5) The x86 decoders have three full decoders versus the 1 full and 2 simple decoders of the Athlon. This will allow more IPC even in IA-32 code. This may increase performance 5 to 10%.

6) A new stage will attempt to combine micro ops into fewer micro ops to increase the number of x86(-64) instrcuctions that can be scheduled at the same time. This may increase performance 2 to 4%.

7) Additional TLB size will allow less memory references to be used in virtual memory mapping adding 2 to 4% more performance.

8) Better address prediction will eliminate some stalls and improve performance another 2 to 4%.

9) Some branches may have both sides taken in speculative execution which means that there will be fewer stalls and improve performance between 1 and 5% depending on how often this is done.

10) On die DRAM controller. This will shave cycles off of DRAM latency improving effective bandwidth and shortening latency by tens of cycles. This will be a large boost in performance of 10 to 20% depending on application.

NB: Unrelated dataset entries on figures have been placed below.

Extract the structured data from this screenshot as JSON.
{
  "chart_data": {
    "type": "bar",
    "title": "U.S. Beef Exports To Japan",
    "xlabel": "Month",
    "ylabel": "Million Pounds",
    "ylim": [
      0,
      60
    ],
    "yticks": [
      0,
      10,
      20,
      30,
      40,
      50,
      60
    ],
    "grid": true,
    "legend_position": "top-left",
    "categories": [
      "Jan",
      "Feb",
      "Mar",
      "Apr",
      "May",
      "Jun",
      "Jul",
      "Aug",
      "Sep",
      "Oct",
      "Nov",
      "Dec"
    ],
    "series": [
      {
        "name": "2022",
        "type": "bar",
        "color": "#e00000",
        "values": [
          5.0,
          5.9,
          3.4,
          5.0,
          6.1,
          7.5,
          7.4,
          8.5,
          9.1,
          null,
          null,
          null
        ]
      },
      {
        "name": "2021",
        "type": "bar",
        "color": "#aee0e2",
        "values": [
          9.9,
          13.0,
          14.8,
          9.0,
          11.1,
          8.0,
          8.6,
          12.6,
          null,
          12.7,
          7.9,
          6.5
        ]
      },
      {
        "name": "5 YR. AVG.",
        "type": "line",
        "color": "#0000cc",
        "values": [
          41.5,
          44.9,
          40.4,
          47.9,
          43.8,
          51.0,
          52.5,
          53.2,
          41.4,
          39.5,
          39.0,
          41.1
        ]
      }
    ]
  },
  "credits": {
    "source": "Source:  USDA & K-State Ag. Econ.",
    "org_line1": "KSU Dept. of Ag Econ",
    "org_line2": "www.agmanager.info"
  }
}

11) HT links between CPUs for "glueless" SMP. This makes the Hammers scale much closer to 1 to 1 with the number of CPU increases. Most SMP boxes get 50 to 80% increase with the second CPU, 25 to 50% of a CPU for the third CPU and 10 to 25% for the 4th CPU. Hammer will add probably 95% for the second CPU, 90% for the third and 85% for the fourth. This adds up to 1.85 to 2.55 CPUs for a quad SMP box [Xeon] for FSB based systems versus 3.7 CPUs for Hammer. This is due to each CPU having local memory and can get remote memory in about 140ns versus 300ns or more, if any possible, for chipset based.

12) Multiple I/O HT links possible to have more devices attached. One single CPU clawhammer could have an 8x AGP slot, 2 3 slot PCI-X busses, 5 slot PCI bus and all of those other SB based peripherals attached. This is far largger than most x86 servers by other makers including Intel. Even dual Clawhammer SMP and even more so for quad or octal Sledgehammer SMP boards.

Overall this allows even with current 1GB registered DDR DIMMs, Sledgehammer could have as much as 64GB of memory (there are some 2GB DIMMs showing up so 128GB is just around the corner) with about 42GB/sec total memory speed and 51.2GB/sec total HT I/O speed given 8 Sledgehammer CPU dies. This is far beyond any current x86 based systems or even all, but exotic supercomputer platforms.

All of this yields some large improvements in x86 (IA-32) performance, more with a 64 bit x86-64 OS and even more with 64 bit compiled applications. The later may get more than 50% improvement overall compared to an equally clocked Tbred and may be faster than a double clocked P4 NW. For those huge dataset problems, P4 NW will be left in the dust focing Intel to add x86-64 to their CPUs which are rumored to be in the works.